The Well at World's End - Page 218/494

And he drew his sword therewith, and ran about amongst the rocks and the bushes seeking her body.

And therewith came up Clement, and others of the company, and wondered to see Bull kneeling down by the corpse, and to hear him crying out and wailing, and Ralph running about like one mad, and crying out now: "Oh! that I might find her! Mayhappen she is alive yet, and anigh here in some cleft of the rocks in this miserable wilderness. O my love that hast lain in mine arms, wouldst thou not have me find her alive? But if she be dead, then will I slay myself, for as young as I am, that I may find thee and her out of the world, since from the world both ye are gone."

Then Clement went up to Ralph, and would have a true tale out of him, and asked him what was amiss; but Ralph stared wild at him and answered not.

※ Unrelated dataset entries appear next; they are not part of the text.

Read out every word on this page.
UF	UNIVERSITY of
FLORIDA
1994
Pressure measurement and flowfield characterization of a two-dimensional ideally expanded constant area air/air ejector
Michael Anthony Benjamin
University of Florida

But Bull cried out from where he knelt: "He is seeking the woman, and I would that he could find her; for then would I slay her on the howe of my kinsman: for she hath slain him; she hath slain him."

That word heard Ralph, and he ran at Bull with uplifted sword to slay him; but Clement tripped him and he fell, and his sword flew out of his hand. Then Clement and two of the others bound his hands with their girdles, till they might know what had befallen; for they deemed that a devil had entered into him, and feared that he would do a mischief to himself or some other.

And now was the whole Fellowship assembled, and stood in a ring round about Ralph and Bull, and the dead man; as for him, he had been dead some time, many days belike; but in that high and clear cold air, his carcase, whistled by the wind, had dried rather than rotted, and his face was clear to be seen with its great hooked nose and long black hair: and his skull was cloven.

Now Bull had done his wailing for his kinsman, and he seemed to wake up as from a dream, and looked about the ring of men and spake: "Here is a great to do, my masters! What will ye with me? Have ye heard, or is it your custom, that when a man cometh on the dead corpse of his brother, his own mother's son, he turneth it over with his foot, as if it were the carcase of a dog, and so goeth on his way? This I ask, that albeit I be but a war-taken thrall, I be suffered to lay my brother in earth and heap a howe over him in these mountains."